I am not familiar with the Wahl clipper. I have a very good Andis clipper. However, after grooming Mia for many years I have switched to using a scissors only. I find that I can do everything with scissors. It is easier, Mia likes it better and I like the results better. However, everyone has their own preference. Just throwing this out there as an alternative.


----------



## Kellcinn (Mar 2, 2021)

I have clippers bought for my last pupthrob. (Lhasa x shi tsu). I agree with Mudpuppymam, buy a good set of scissors, a few different sizes, & types. My clippers were only successfully used for about 10 minute sessions when Woody couldn’t handle groomer visits anymore. We always had great scissor sessions. Clippers were good for paw pad cleanup though between groomer visits!


----------



## EmmaW (Mar 7, 2021)

Thank you for the advice! I was wondering the same thing, if it is easier to groom with scissors. I saw a preview of Judi Murphy video, where she works mostly with scissors, looks great and easy, but I was not sure that I could handle it as a beginner. I will give it a try and hold on with clippers.


----------



## mudpuppymama (Mar 24, 2012)

Kellcinn said:


> I have clippers bought for my last pupthrob. (Lhasa x shi tsu). I agree with Mudpuppymam, buy a good set of scissors, a few different sizes, & types. My clippers were only successfully used for about 10 minute sessions when Woody couldn’t handle groomer visits anymore. We always had great scissor sessions. Clippers were good for paw pad cleanup though between groomer visits!


I actually use scissors for paw pad trimming too. I tried the clippers a few times for paw pads but Mia hates it! She stands like a statue when I use scissors on her paw pads but is super jumpy with the clippers. I know I could get closer with the clipper and wish she liked it but I just do them more often with the scissors. I also have a different expensive battery operated clipper for butt trimming...never use that either!


----------



## mudpuppymama (Mar 24, 2012)

EmmaW said:


> Thank you for the advice! I was wondering the same thing, if it is easier to groom with scissors. I saw a preview of Judi Murphy video, where she works mostly with scissors, looks great and easy, but I was not sure that I could handle it as a beginner. I will give it a try and hold on with clippers.
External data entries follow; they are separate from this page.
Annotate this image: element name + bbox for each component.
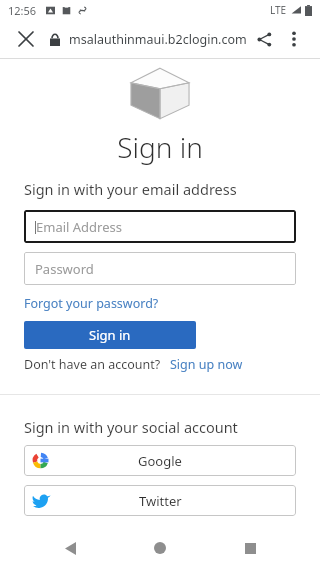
staticText: Password xyxy=(35,260,94,278)
button[interactable]: Back xyxy=(50,528,90,568)
staticText: Don't have an account? xyxy=(24,356,161,373)
staticText: msalauthinmaui.b2clogin.com xyxy=(69,31,247,48)
button[interactable]: Forgot your password? xyxy=(24,295,159,312)
staticText: Google xyxy=(138,452,182,470)
staticText: 12:56 xyxy=(8,3,37,18)
staticText: Sign in with your email address xyxy=(24,179,237,199)
button[interactable]: Twitter xyxy=(24,485,296,516)
staticText: LTE xyxy=(270,3,287,17)
button[interactable]: Sign in xyxy=(24,321,196,349)
staticText: Sign in with your social account xyxy=(24,417,238,437)
button[interactable]: Google xyxy=(24,445,296,476)
staticText: Sign in xyxy=(89,326,131,344)
button[interactable]: Email Address xyxy=(24,210,296,243)
button[interactable]: Home xyxy=(140,528,180,568)
button[interactable]: Share xyxy=(251,26,277,52)
staticText: Sign in xyxy=(0,128,320,166)
button[interactable]: Recent apps xyxy=(230,528,270,568)
button[interactable]: Password xyxy=(24,252,296,285)
button[interactable]: More options xyxy=(281,26,307,52)
staticText: Email Address xyxy=(36,218,122,236)
button[interactable]: Close xyxy=(13,26,39,52)
staticText: Twitter xyxy=(139,492,182,510)
button[interactable]: Sign up now xyxy=(170,356,243,373)
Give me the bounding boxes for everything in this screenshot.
I definitely find the scissors easier and more forgiving than the clippers! Good luck!


----------



## EmmaW (Mar 7, 2021)

mudpuppymama said:


> I definitely find the scissors easier and more forgiving than the clippers! Good luck!


Thank you, a bit of luck would be great


----------



## mudpuppymama (Mar 24, 2012)

EmmaW said:


> Thank you, a bit of luck would be great


If I can do it, you can! Just remember to always see where you are cutting. You can also keep your fingers between scissors and dog to help overcome fear of cutting dog!


----------